Quantum computer solves simple linear equations

12 Jun 2013 Hamish Johnston
Conceptual illustration of a photon-based qubits
Solving equations with light. (Courtesy: iStockphoto/Henrik Jonsson)

3x + y = 2

x + 3y = 0

It’s the sort of easy maths problem that you can work out in a few minutes using pencil and paper, but physicists in China, Canada and Singapore have now solved pairs of linear equations like this one using a simple quantum computer. Their experiment involves encoding quantum information into four photons and sending them through a system of optical devices. The physicists claim that their set-up could be improved and modified further to solve other types of problems.

The computational feat has been carried out by Jian-Wei Pan and colleagues at the University of Science and Technology of China, the University of Toronto and the National University of Singapore, who used a quantum algorithm created in 2009 by Aram Harrow, Avinatan Hassidim and Seth Lloyd. For simple systems of linear equations, Harrow and colleagues showed that their algorithm can be exponentially faster than the best solving methods that use a classical computer. One important caveat, however, is that the algorithm does not find an exact solution, but only the most likely answer.

Pan’s team implemented the algorithm by firing ultraviolet (UV) laser pulses into an optical system containing two barium-borate crystals to create two pairs of photons. The two photons in a pair are entangled in terms of their polarization, which means that the correlation between the polarizations of the photons is greater than that allowed by classical physics.
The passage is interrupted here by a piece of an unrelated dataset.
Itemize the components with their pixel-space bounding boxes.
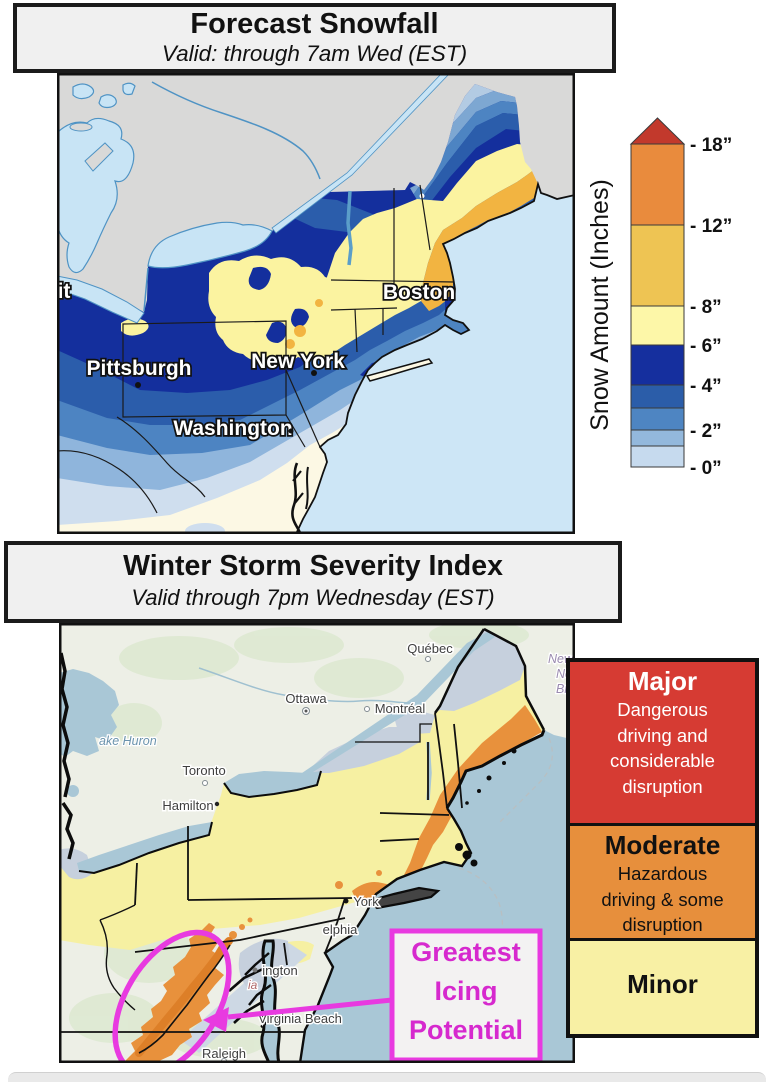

Beam splitters, mirrors and prisms

Each entangled pair is then sent through a polarizing beam splitter, which separates the photons according to their polarization – the four photons being the input qubits for the calculation. The qubits are then processed in an optical circuit that comprises polarizing beam splitters, mirrors and prisms. Two linear equations with two unknowns can be described in terms of a 2×2 matrix and a vector, both of which are encoded using three of the qubits. The fourth qubit is an “ancilla”, which is set to a fixed value to make the quantum circuit function in the desired way.

As the four photons pass through the circuit they are placed in a highly entangled Greenberger–Horne–Zeilinger state, which is a hallmark of the quantum computation. The four photons are then detected using four different detectors. These detectors measure the polarizations of the photons and this information can be used to obtain the solution to the algebra problem.

Of course, the team already knew the answer, so they were able to test their implementation of the algorithm against the output predicted by theory. This was done for three different problems and they found that the fidelity of the experimental output varied from 0.993 to 0.825. (A fidelity of 1 would have corresponded to a perfect match.)

Better sources and detectors

The team points out that its current set-up is limited by the use of single-photon sources – which are probabilistic and therefore do not always emit photons on demand – and by photon detectors that are relatively inefficient. However, the researchers are now developing better sources and detectors, which means that – when combined with on-chip integration – larger-scale implementations of the circuit could be created to solve more complex linear equation. The team’s technique could also be used to implement other quantum algorithms for solving differential equations or fitting data to mathematical functions.

“The near-future goal is to control 10 to 20 photonic quantum bits,” explains Lu Chaoyang at the University of Science and Technology of China. “The enhanced capability would allow us to test more complicated quantum algorithms, for instance, solving differential equations, realizing universal quantum-error correction codes, and quantum simulations of various systems.”

The experiment is described in Physical Review Letters.